Co-host: "That's the reason why I sent it to you, it doesn't seem like it's being done ironically. They said that banning gay marriage was unconstitutional, and so this congressperson is a Republican, so it is kind of, like I said, a fight back against the courts declaring a gay marriage ban unconstitutional but it also just seems like he's saying we have to put every option on the table."

Penn: "Well, I would think that would be a great option. It's a huge step backwards to allow gay marriage and get more people wrapped up in this government sexuality, government relationship. It just seems insane. When marriage was first going to be the government's control, a lot of really important free thinkers - a lot of really important freedom fighters - fought against that really heavily. It's like everybody who is fighting for gay marriage now would have, 200 years ago, [been] fighting against government marriage to begin with. I don't see why you need to have the government make any sort of decision on that at all. And if you want to have a religious ceremony, and have that kind of stuff done, that seems great, it seems wonderful. It's a really good thing for churches to do, a really good thing for churches to do, but to take government marriage and call the same thing people who go to Vegas and kind of, for a goof, with Elvis, kind of get married, and then call that the really solemn ceremonies that happen in a church - to call those the same thing seems insulting to both parties.

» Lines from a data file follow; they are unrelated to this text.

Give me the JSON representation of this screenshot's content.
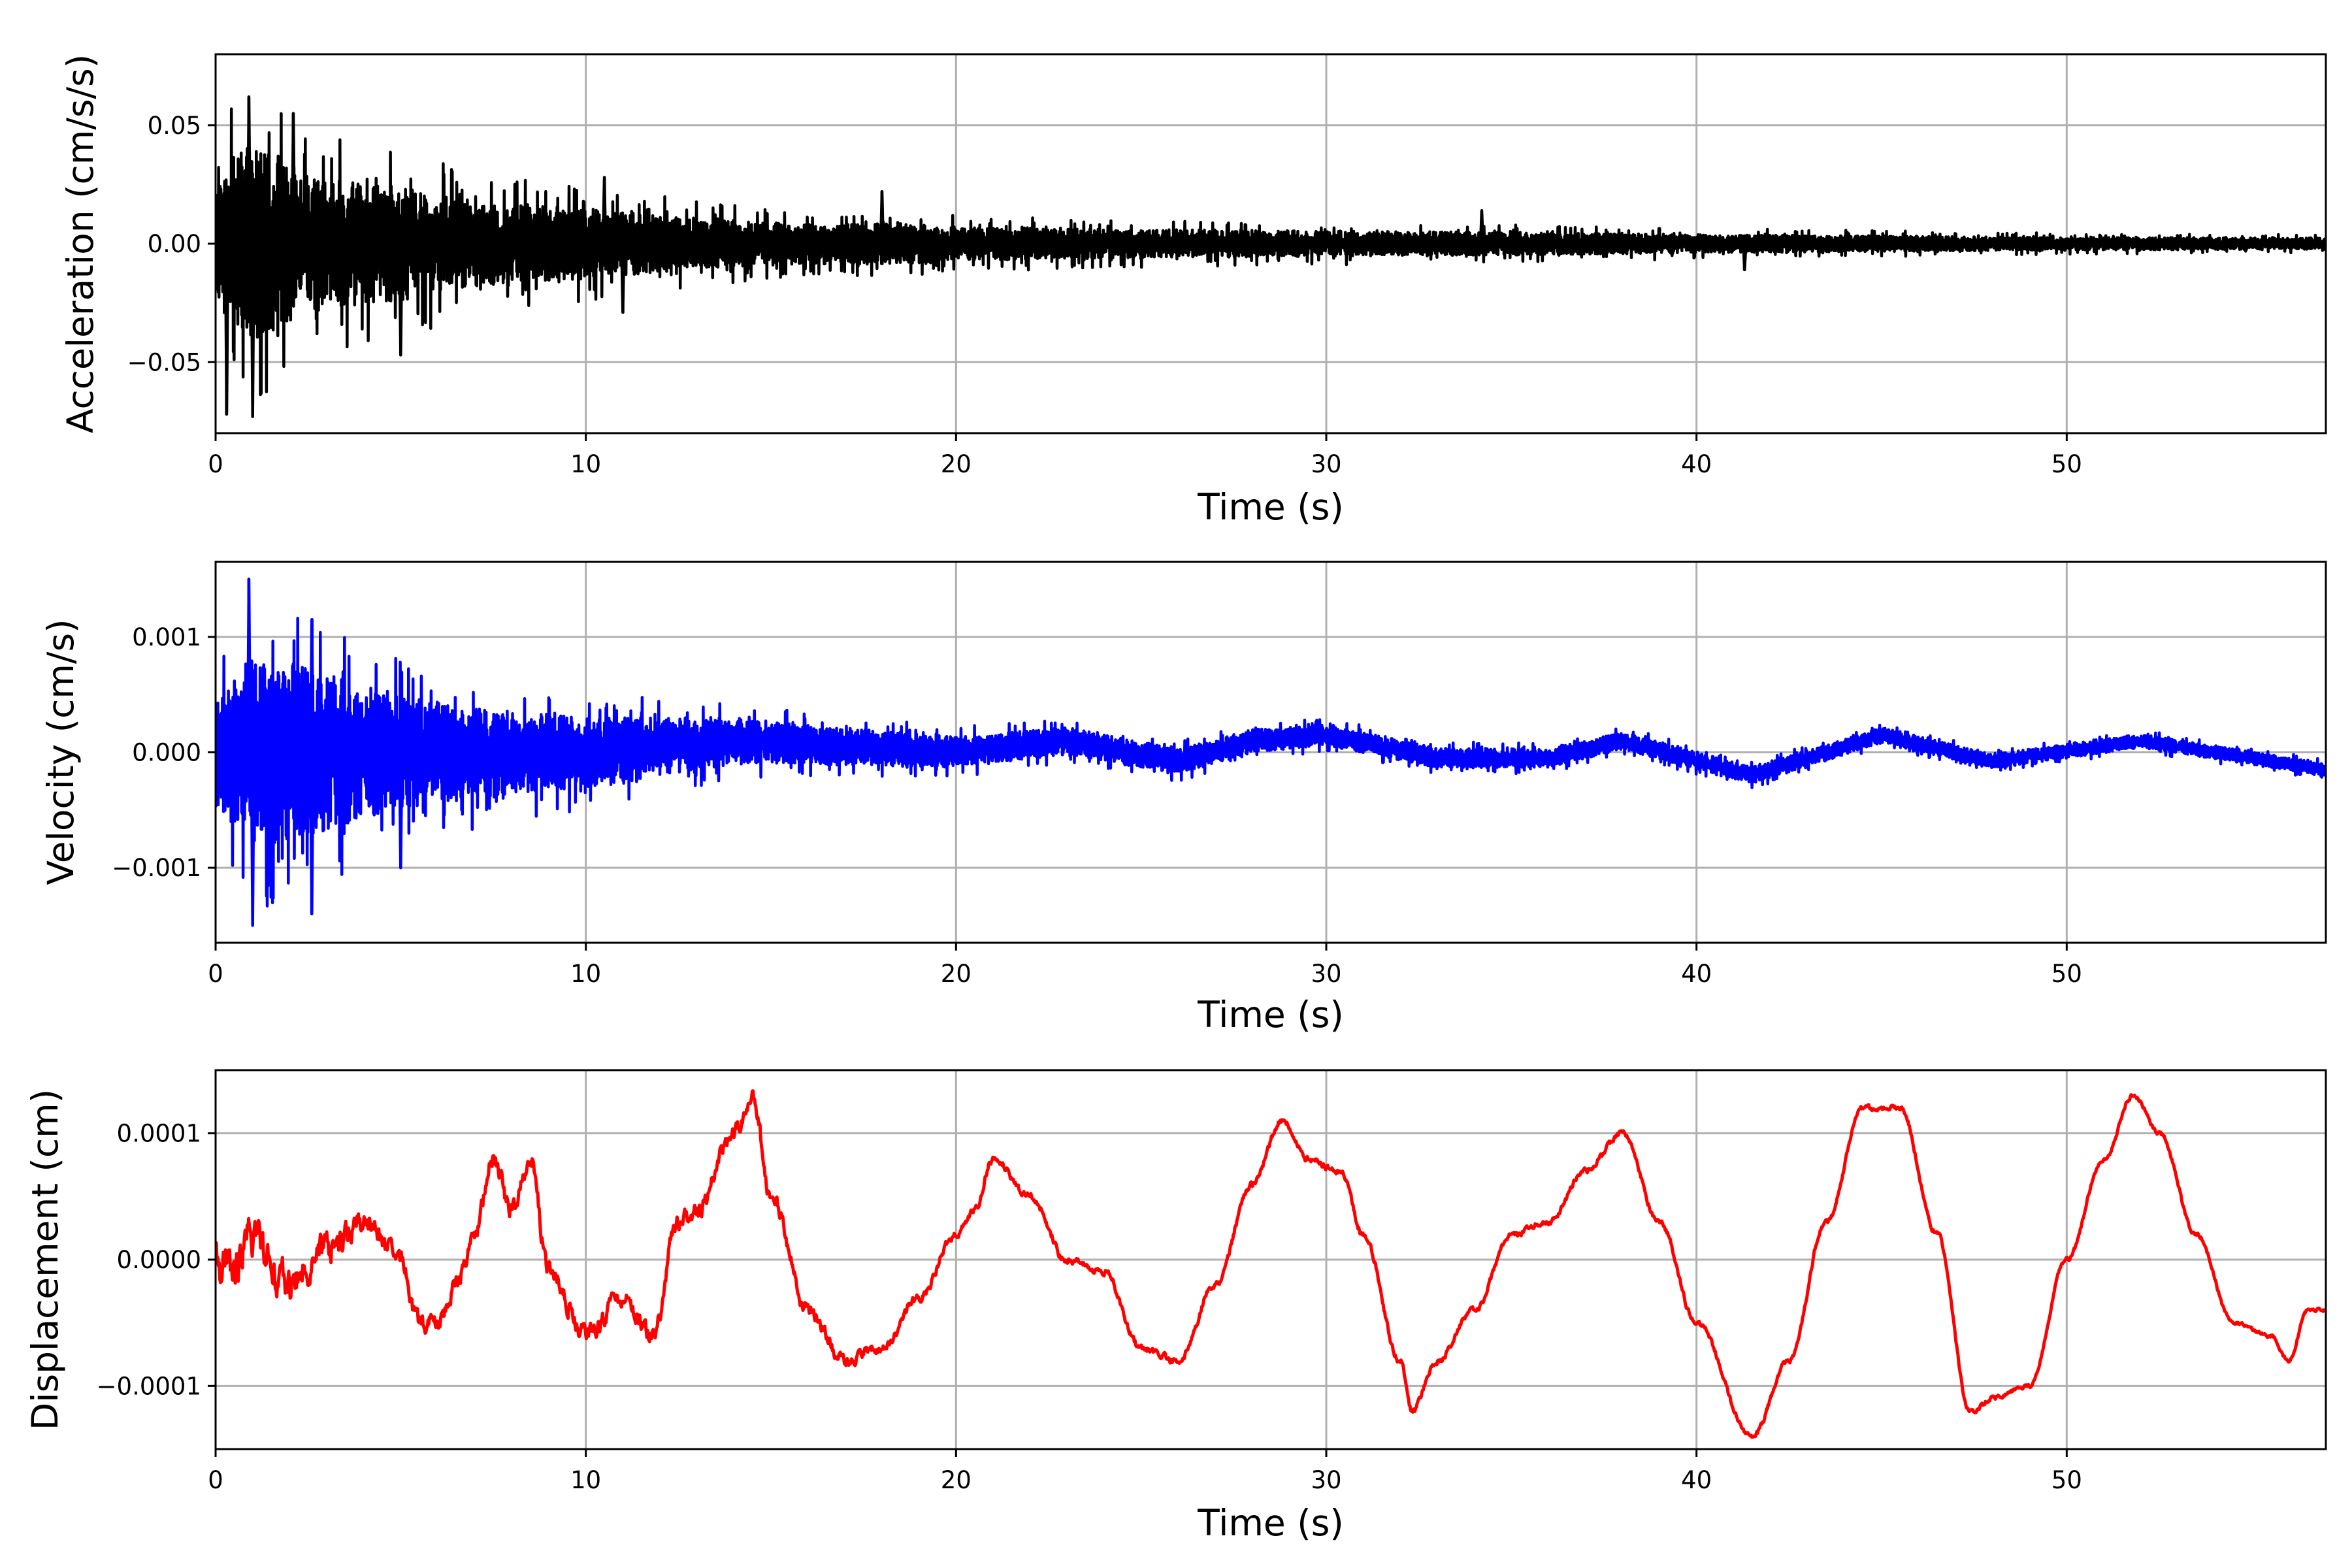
{
  "chart_data": [
    {
      "type": "line",
      "id": "acceleration",
      "xlabel": "Time (s)",
      "ylabel": "Acceleration (cm/s/s)",
      "xlim": [
        0,
        57
      ],
      "ylim": [
        -0.08,
        0.08
      ],
      "xticks": [
        0,
        10,
        20,
        30,
        40,
        50
      ],
      "xtick_labels": [
        "0",
        "10",
        "20",
        "30",
        "40",
        "50"
      ],
      "yticks": [
        -0.05,
        0.0,
        0.05
      ],
      "ytick_labels": [
        "−0.05",
        "0.00",
        "0.05"
      ],
      "grid": true,
      "series": [
        {
          "color": "#000000",
          "envelope": [
            {
              "t": 0,
              "amp": 0.04
            },
            {
              "t": 0.5,
              "amp": 0.06
            },
            {
              "t": 1,
              "amp": 0.07
            },
            {
              "t": 2,
              "amp": 0.055
            },
            {
              "t": 3,
              "amp": 0.045
            },
            {
              "t": 5,
              "amp": 0.04
            },
            {
              "t": 7,
              "amp": 0.03
            },
            {
              "t": 10,
              "amp": 0.025
            },
            {
              "t": 13,
              "amp": 0.018
            },
            {
              "t": 16,
              "amp": 0.014
            },
            {
              "t": 18,
              "amp": 0.015
            },
            {
              "t": 20,
              "amp": 0.012
            },
            {
              "t": 25,
              "amp": 0.01
            },
            {
              "t": 30,
              "amp": 0.009
            },
            {
              "t": 35,
              "amp": 0.008
            },
            {
              "t": 40,
              "amp": 0.0065
            },
            {
              "t": 45,
              "amp": 0.0055
            },
            {
              "t": 50,
              "amp": 0.0045
            },
            {
              "t": 57,
              "amp": 0.004
            }
          ],
          "peaks": [
            {
              "t": 0.9,
              "v": 0.062
            },
            {
              "t": 1.0,
              "v": -0.073
            },
            {
              "t": 0.3,
              "v": -0.072
            },
            {
              "t": 2.1,
              "v": 0.055
            },
            {
              "t": 5.0,
              "v": -0.047
            },
            {
              "t": 10.5,
              "v": 0.028
            },
            {
              "t": 11.0,
              "v": -0.029
            },
            {
              "t": 18.0,
              "v": 0.022
            },
            {
              "t": 34.2,
              "v": 0.014
            },
            {
              "t": 41.3,
              "v": -0.011
            }
          ]
        }
      ]
    },
    {
      "type": "line",
      "id": "velocity",
      "xlabel": "Time (s)",
      "ylabel": "Velocity (cm/s)",
      "xlim": [
        0,
        57
      ],
      "ylim": [
        -0.00165,
        0.00165
      ],
      "xticks": [
        0,
        10,
        20,
        30,
        40,
        50
      ],
      "xtick_labels": [
        "0",
        "10",
        "20",
        "30",
        "40",
        "50"
      ],
      "yticks": [
        -0.001,
        0.0,
        0.001
      ],
      "ytick_labels": [
        "−0.001",
        "0.000",
        "0.001"
      ],
      "grid": true,
      "series": [
        {
          "color": "#0000ff",
          "envelope": [
            {
              "t": 0,
              "amp": 0.0008
            },
            {
              "t": 1,
              "amp": 0.0014
            },
            {
              "t": 2.6,
              "amp": 0.0012
            },
            {
              "t": 5,
              "amp": 0.0008
            },
            {
              "t": 8,
              "amp": 0.0006
            },
            {
              "t": 10,
              "amp": 0.0005
            },
            {
              "t": 15,
              "amp": 0.0003
            },
            {
              "t": 20,
              "amp": 0.00022
            },
            {
              "t": 25,
              "amp": 0.00018
            },
            {
              "t": 30,
              "amp": 0.00015
            },
            {
              "t": 40,
              "amp": 0.00012
            },
            {
              "t": 50,
              "amp": 0.0001
            },
            {
              "t": 57,
              "amp": 9e-05
            }
          ],
          "trend": [
            {
              "t": 0,
              "v": 0
            },
            {
              "t": 5,
              "v": 0
            },
            {
              "t": 10,
              "v": 0
            },
            {
              "t": 14,
              "v": 0.0001
            },
            {
              "t": 20,
              "v": 0
            },
            {
              "t": 23,
              "v": 0.0001
            },
            {
              "t": 26,
              "v": -8e-05
            },
            {
              "t": 28,
              "v": 0.0001
            },
            {
              "t": 30,
              "v": 0.00015
            },
            {
              "t": 33,
              "v": -5e-05
            },
            {
              "t": 36,
              "v": -5e-05
            },
            {
              "t": 38,
              "v": 0.0001
            },
            {
              "t": 41.5,
              "v": -0.0002
            },
            {
              "t": 45,
              "v": 0.00015
            },
            {
              "t": 48,
              "v": -8e-05
            },
            {
              "t": 52,
              "v": 0.0001
            },
            {
              "t": 56,
              "v": -0.0001
            },
            {
              "t": 57,
              "v": -0.00015
            }
          ],
          "peaks": [
            {
              "t": 0.9,
              "v": 0.0015
            },
            {
              "t": 1.0,
              "v": -0.0015
            },
            {
              "t": 2.6,
              "v": 0.00115
            },
            {
              "t": 2.6,
              "v": -0.0014
            },
            {
              "t": 5.0,
              "v": -0.001
            }
          ]
        }
      ]
    },
    {
      "type": "line",
      "id": "displacement",
      "xlabel": "Time (s)",
      "ylabel": "Displacement (cm)",
      "xlim": [
        0,
        57
      ],
      "ylim": [
        -0.00015,
        0.00015
      ],
      "xticks": [
        0,
        10,
        20,
        30,
        40,
        50
      ],
      "xtick_labels": [
        "0",
        "10",
        "20",
        "30",
        "40",
        "50"
      ],
      "yticks": [
        -0.0001,
        0.0,
        0.0001
      ],
      "ytick_labels": [
        "−0.0001",
        "0.0000",
        "0.0001"
      ],
      "grid": true,
      "series": [
        {
          "color": "#ff0000",
          "points": [
            [
              0,
              0
            ],
            [
              0.5,
              -1e-05
            ],
            [
              1,
              2e-05
            ],
            [
              2,
              -2e-05
            ],
            [
              3,
              1e-05
            ],
            [
              4,
              3e-05
            ],
            [
              5,
              0
            ],
            [
              5.5,
              -5e-05
            ],
            [
              6,
              -5e-05
            ],
            [
              6.5,
              -2e-05
            ],
            [
              7,
              2e-05
            ],
            [
              7.5,
              8e-05
            ],
            [
              8,
              4e-05
            ],
            [
              8.5,
              8e-05
            ],
            [
              9,
              -1e-05
            ],
            [
              10,
              -6e-05
            ],
            [
              11,
              -3e-05
            ],
            [
              11.8,
              -6e-05
            ],
            [
              12.5,
              3e-05
            ],
            [
              13,
              4e-05
            ],
            [
              14,
              0.0001
            ],
            [
              14.5,
              0.00013
            ],
            [
              15,
              5e-05
            ],
            [
              16,
              -4e-05
            ],
            [
              17,
              -8e-05
            ],
            [
              18,
              -7e-05
            ],
            [
              19,
              -3e-05
            ],
            [
              20,
              2e-05
            ],
            [
              20.5,
              4e-05
            ],
            [
              21,
              8e-05
            ],
            [
              22,
              5e-05
            ],
            [
              23,
              0
            ],
            [
              24,
              -1e-05
            ],
            [
              25,
              -7e-05
            ],
            [
              26,
              -8e-05
            ],
            [
              27,
              -2e-05
            ],
            [
              28,
              6e-05
            ],
            [
              28.8,
              0.00011
            ],
            [
              29.5,
              8e-05
            ],
            [
              30.4,
              7e-05
            ],
            [
              31,
              2e-05
            ],
            [
              32,
              -8e-05
            ],
            [
              32.3,
              -0.00012
            ],
            [
              33,
              -8e-05
            ],
            [
              34,
              -4e-05
            ],
            [
              35,
              2e-05
            ],
            [
              36,
              3e-05
            ],
            [
              37,
              7e-05
            ],
            [
              38,
              0.0001
            ],
            [
              39,
              3e-05
            ],
            [
              40,
              -5e-05
            ],
            [
              41.5,
              -0.00014
            ],
            [
              42.5,
              -8e-05
            ],
            [
              43.5,
              3e-05
            ],
            [
              44.5,
              0.00012
            ],
            [
              45.5,
              0.00012
            ],
            [
              46.5,
              2e-05
            ],
            [
              47.4,
              -0.00012
            ],
            [
              48,
              -0.00011
            ],
            [
              49,
              -0.0001
            ],
            [
              50,
              0
            ],
            [
              51,
              8e-05
            ],
            [
              51.8,
              0.00013
            ],
            [
              52.5,
              0.0001
            ],
            [
              53.5,
              2e-05
            ],
            [
              54.5,
              -5e-05
            ],
            [
              55.5,
              -6e-05
            ],
            [
              56,
              -8e-05
            ],
            [
              56.5,
              -4e-05
            ],
            [
              57,
              -4e-05
            ]
          ],
          "wiggle": [
            {
              "t": 0,
              "amp": 2.5e-05
            },
            {
              "t": 5,
              "amp": 1e-05
            },
            {
              "t": 12,
              "amp": 1e-05
            },
            {
              "t": 20,
              "amp": 4e-06
            },
            {
              "t": 57,
              "amp": 2e-06
            }
          ]
        }
      ]
    }
  ]
}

"I am a real fan of the idea of pulling it back, but there's no way to do that. Now, all the stuff is including more, getting more people to be part of this government umbrella of government having to decide what marriage is. And then once government is involved in it, then all that stuff - you know, Teller's not married, I am married, and there's all sorts of tax breaks I get and yet my children - Teller pays for an awful lot of stuff for children, and he doesn't have children. It's just completely unfair. It seems like we could do this much better and much more real and honestly, easily."